The final two failed valves were in a single well that had been tested operable at the time of installation and shut in with completion brine in the tubing. Two months later, during commissioning of the wells, the valve sleeves failed to shift. Based on an examination of the few recoverable parts from the inoperable flow control systems and a careful review of the fluids to which they were exposed, the failure mechanism for the DHFC valves was identified as deposition of corrosion products on the sleeve that interfered with its sliding. The sleeves with surfaces hardened using quench-polish-quench (QPQ) nitriding process of 13% Chromium (13Cr) stainless steel corroded upon exposure to completion brine with trace oxygen and hydrocarbons with dissolved carbon dioxide from the pay zone.

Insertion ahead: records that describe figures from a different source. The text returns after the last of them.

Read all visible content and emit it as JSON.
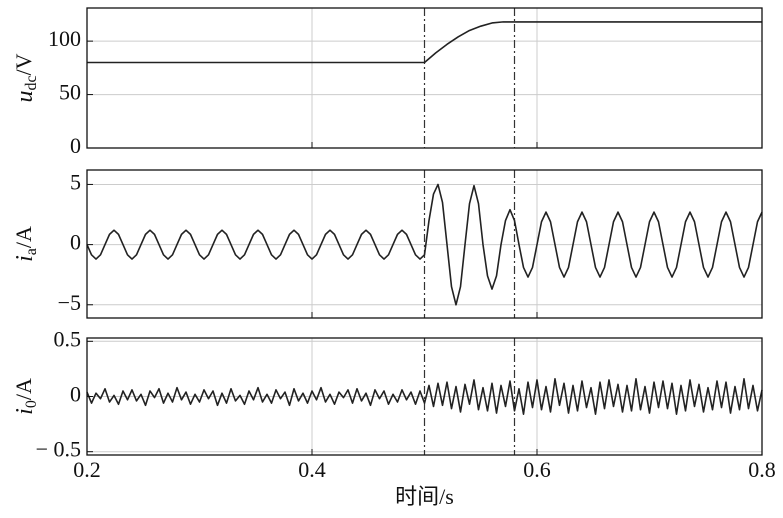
{
  "chart_data": [
    {
      "type": "line",
      "ylabel_parts": [
        "u",
        "dc",
        "/V"
      ],
      "x": [
        0.2,
        0.5,
        0.51,
        0.52,
        0.53,
        0.54,
        0.55,
        0.56,
        0.57,
        0.8
      ],
      "values": [
        80,
        80,
        89,
        97,
        104,
        110,
        114,
        117,
        118,
        118
      ],
      "color": "#222222",
      "xlim": [
        0.2,
        0.8
      ],
      "xticks": [
        0.2,
        0.4,
        0.6,
        0.8
      ],
      "ylim": [
        0,
        131
      ],
      "yticks": [
        0,
        50,
        100
      ],
      "grid": true,
      "vlines": [
        0.5,
        0.58
      ]
    },
    {
      "type": "line",
      "ylabel_parts": [
        "i",
        "a",
        "/A"
      ],
      "x": [
        0.2,
        0.204,
        0.208,
        0.212,
        0.216,
        0.22,
        0.224,
        0.228,
        0.232,
        0.236,
        0.24,
        0.244,
        0.248,
        0.252,
        0.256,
        0.26,
        0.264,
        0.268,
        0.272,
        0.276,
        0.28,
        0.284,
        0.288,
        0.292,
        0.296,
        0.3,
        0.304,
        0.308,
        0.312,
        0.316,
        0.32,
        0.324,
        0.328,
        0.332,
        0.336,
        0.34,
        0.344,
        0.348,
        0.352,
        0.356,
        0.36,
        0.364,
        0.368,
        0.372,
        0.376,
        0.38,
        0.384,
        0.388,
        0.392,
        0.396,
        0.4,
        0.404,
        0.408,
        0.412,
        0.416,
        0.42,
        0.424,
        0.428,
        0.432,
        0.436,
        0.44,
        0.444,
        0.448,
        0.452,
        0.456,
        0.46,
        0.464,
        0.468,
        0.472,
        0.476,
        0.48,
        0.484,
        0.488,
        0.492,
        0.496,
        0.5,
        0.504,
        0.508,
        0.512,
        0.516,
        0.52,
        0.524,
        0.528,
        0.532,
        0.536,
        0.54,
        0.544,
        0.548,
        0.552,
        0.556,
        0.56,
        0.564,
        0.568,
        0.572,
        0.576,
        0.58,
        0.584,
        0.588,
        0.592,
        0.596,
        0.6,
        0.604,
        0.608,
        0.612,
        0.616,
        0.62,
        0.624,
        0.628,
        0.632,
        0.636,
        0.64,
        0.644,
        0.648,
        0.652,
        0.656,
        0.66,
        0.664,
        0.668,
        0.672,
        0.676,
        0.68,
        0.684,
        0.688,
        0.692,
        0.696,
        0.7,
        0.704,
        0.708,
        0.712,
        0.716,
        0.72,
        0.724,
        0.728,
        0.732,
        0.736,
        0.74,
        0.744,
        0.748,
        0.752,
        0.756,
        0.76,
        0.764,
        0.768,
        0.772,
        0.776,
        0.78,
        0.784,
        0.788,
        0.792,
        0.796,
        0.8
      ],
      "values": [
        0,
        -0.85,
        -1.2,
        -0.85,
        0,
        0.85,
        1.2,
        0.85,
        0,
        -0.85,
        -1.2,
        -0.85,
        0,
        0.85,
        1.2,
        0.85,
        0,
        -0.85,
        -1.2,
        -0.85,
        0,
        0.85,
        1.2,
        0.85,
        0,
        -0.85,
        -1.2,
        -0.85,
        0,
        0.85,
        1.2,
        0.85,
        0,
        -0.85,
        -1.2,
        -0.85,
        0,
        0.85,
        1.2,
        0.85,
        0,
        -0.85,
        -1.2,
        -0.85,
        0,
        0.85,
        1.2,
        0.85,
        0,
        -0.85,
        -1.2,
        -0.85,
        0,
        0.85,
        1.2,
        0.85,
        0,
        -0.85,
        -1.2,
        -0.85,
        0,
        0.85,
        1.2,
        0.85,
        0,
        -0.85,
        -1.2,
        -0.85,
        0,
        0.85,
        1.2,
        0.85,
        0,
        -0.85,
        -1.2,
        -0.85,
        2.0,
        4.2,
        5.0,
        3.5,
        0,
        -3.5,
        -5.0,
        -3.5,
        0,
        3.4,
        4.9,
        3.4,
        0,
        -2.6,
        -3.7,
        -2.6,
        0,
        2.0,
        2.9,
        2.0,
        0,
        -1.9,
        -2.7,
        -1.9,
        0,
        1.9,
        2.7,
        1.9,
        0,
        -1.9,
        -2.7,
        -1.9,
        0,
        1.9,
        2.7,
        1.9,
        0,
        -1.9,
        -2.7,
        -1.9,
        0,
        1.9,
        2.7,
        1.9,
        0,
        -1.9,
        -2.7,
        -1.9,
        0,
        1.9,
        2.7,
        1.9,
        0,
        -1.9,
        -2.7,
        -1.9,
        0,
        1.9,
        2.7,
        1.9,
        0,
        -1.9,
        -2.7,
        -1.9,
        0,
        1.9,
        2.7,
        1.9,
        0,
        -1.9,
        -2.7,
        -1.9,
        0,
        1.9,
        2.7
      ],
      "color": "#222222",
      "xlim": [
        0.2,
        0.8
      ],
      "xticks": [
        0.2,
        0.4,
        0.6,
        0.8
      ],
      "ylim": [
        -6.1,
        6.2
      ],
      "yticks": [
        {
          "value": -5,
          "label": "−5"
        },
        0,
        5
      ],
      "grid": true,
      "vlines": [
        0.5,
        0.58
      ]
    },
    {
      "type": "line",
      "ylabel_parts": [
        "i",
        "0",
        "/A"
      ],
      "xlabel": "时间/s",
      "show_xtick_labels": true,
      "x": [
        0.2,
        0.204,
        0.208,
        0.212,
        0.216,
        0.22,
        0.224,
        0.228,
        0.232,
        0.236,
        0.24,
        0.244,
        0.248,
        0.252,
        0.256,
        0.26,
        0.264,
        0.268,
        0.272,
        0.276,
        0.28,
        0.284,
        0.288,
        0.292,
        0.296,
        0.3,
        0.304,
        0.308,
        0.312,
        0.316,
        0.32,
        0.324,
        0.328,
        0.332,
        0.336,
        0.34,
        0.344,
        0.348,
        0.352,
        0.356,
        0.36,
        0.364,
        0.368,
        0.372,
        0.376,
        0.38,
        0.384,
        0.388,
        0.392,
        0.396,
        0.4,
        0.404,
        0.408,
        0.412,
        0.416,
        0.42,
        0.424,
        0.428,
        0.432,
        0.436,
        0.44,
        0.444,
        0.448,
        0.452,
        0.456,
        0.46,
        0.464,
        0.468,
        0.472,
        0.476,
        0.48,
        0.484,
        0.488,
        0.492,
        0.496,
        0.5,
        0.504,
        0.508,
        0.512,
        0.516,
        0.52,
        0.524,
        0.528,
        0.532,
        0.536,
        0.54,
        0.544,
        0.548,
        0.552,
        0.556,
        0.56,
        0.564,
        0.568,
        0.572,
        0.576,
        0.58,
        0.584,
        0.588,
        0.592,
        0.596,
        0.6,
        0.604,
        0.608,
        0.612,
        0.616,
        0.62,
        0.624,
        0.628,
        0.632,
        0.636,
        0.64,
        0.644,
        0.648,
        0.652,
        0.656,
        0.66,
        0.664,
        0.668,
        0.672,
        0.676,
        0.68,
        0.684,
        0.688,
        0.692,
        0.696,
        0.7,
        0.704,
        0.708,
        0.712,
        0.716,
        0.72,
        0.724,
        0.728,
        0.732,
        0.736,
        0.74,
        0.744,
        0.748,
        0.752,
        0.756,
        0.76,
        0.764,
        0.768,
        0.772,
        0.776,
        0.78,
        0.784,
        0.788,
        0.792,
        0.796,
        0.8
      ],
      "values": [
        0.04,
        -0.06,
        0.03,
        -0.02,
        0.07,
        -0.05,
        0.01,
        -0.07,
        0.05,
        -0.03,
        0.06,
        -0.04,
        0.02,
        -0.08,
        0.05,
        -0.01,
        0.07,
        -0.06,
        0.03,
        -0.05,
        0.08,
        -0.03,
        0.04,
        -0.07,
        0.02,
        -0.05,
        0.06,
        -0.02,
        0.05,
        -0.08,
        0.03,
        -0.06,
        0.07,
        -0.04,
        0.01,
        -0.07,
        0.05,
        -0.03,
        0.08,
        -0.05,
        0.02,
        -0.06,
        0.06,
        -0.02,
        0.04,
        -0.08,
        0.07,
        -0.04,
        0.03,
        -0.06,
        0.05,
        -0.03,
        0.08,
        -0.05,
        0.02,
        -0.07,
        0.04,
        -0.01,
        0.06,
        -0.06,
        0.07,
        -0.04,
        0.03,
        -0.08,
        0.06,
        -0.02,
        0.05,
        -0.07,
        0.02,
        -0.05,
        0.06,
        -0.03,
        0.04,
        -0.07,
        0.05,
        -0.06,
        0.1,
        -0.09,
        0.12,
        -0.08,
        0.13,
        -0.11,
        0.09,
        -0.14,
        0.11,
        -0.07,
        0.15,
        -0.12,
        0.08,
        -0.13,
        0.12,
        -0.15,
        0.1,
        -0.09,
        0.14,
        -0.13,
        0.07,
        -0.16,
        0.13,
        -0.1,
        0.15,
        -0.12,
        0.09,
        -0.14,
        0.16,
        -0.08,
        0.12,
        -0.15,
        0.1,
        -0.13,
        0.14,
        -0.1,
        0.08,
        -0.16,
        0.13,
        -0.11,
        0.15,
        -0.09,
        0.11,
        -0.14,
        0.1,
        -0.13,
        0.16,
        -0.12,
        0.09,
        -0.15,
        0.13,
        -0.1,
        0.14,
        -0.11,
        0.12,
        -0.16,
        0.1,
        -0.13,
        0.15,
        -0.09,
        0.11,
        -0.14,
        0.08,
        -0.12,
        0.14,
        -0.1,
        0.13,
        -0.15,
        0.09,
        -0.12,
        0.16,
        -0.11,
        0.1,
        -0.13,
        0.06
      ],
      "color": "#222222",
      "xlim": [
        0.2,
        0.8
      ],
      "xticks": [
        0.2,
        0.4,
        0.6,
        0.8
      ],
      "ylim": [
        -0.53,
        0.53
      ],
      "yticks": [
        {
          "value": -0.5,
          "label": "− 0.5"
        },
        0,
        0.5
      ],
      "grid": true,
      "vlines": [
        0.5,
        0.58
      ]
    }
  ]
}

The performance of DHFC valves with QPQ-nitrided 13Cr surfaces in deepwater wells can now be explained in light of the identified failure mechanism. Wells that were produced shortly after completion had operable DHFC valves since the produced hydrocarbon fluids were not sufficiently corrosive to attack the QPQ-nitrided 13Cr. However, wells which were not produced for at least two months after well completion had failed DHFC valves, since the completion brine along with hydrocarbons had sufficient time to corrode and impair the valves function.
Ten DHFC valves made from Inconel 718 have subsequently been installed, two each in five deepwater wells, and all ten have functioned satisfactorily. The recurrence of a similar incident has been systematically prevented. Further, use of QPQ-nitrided 13Cr equipment on other downhole applications has been reviewed for suitability.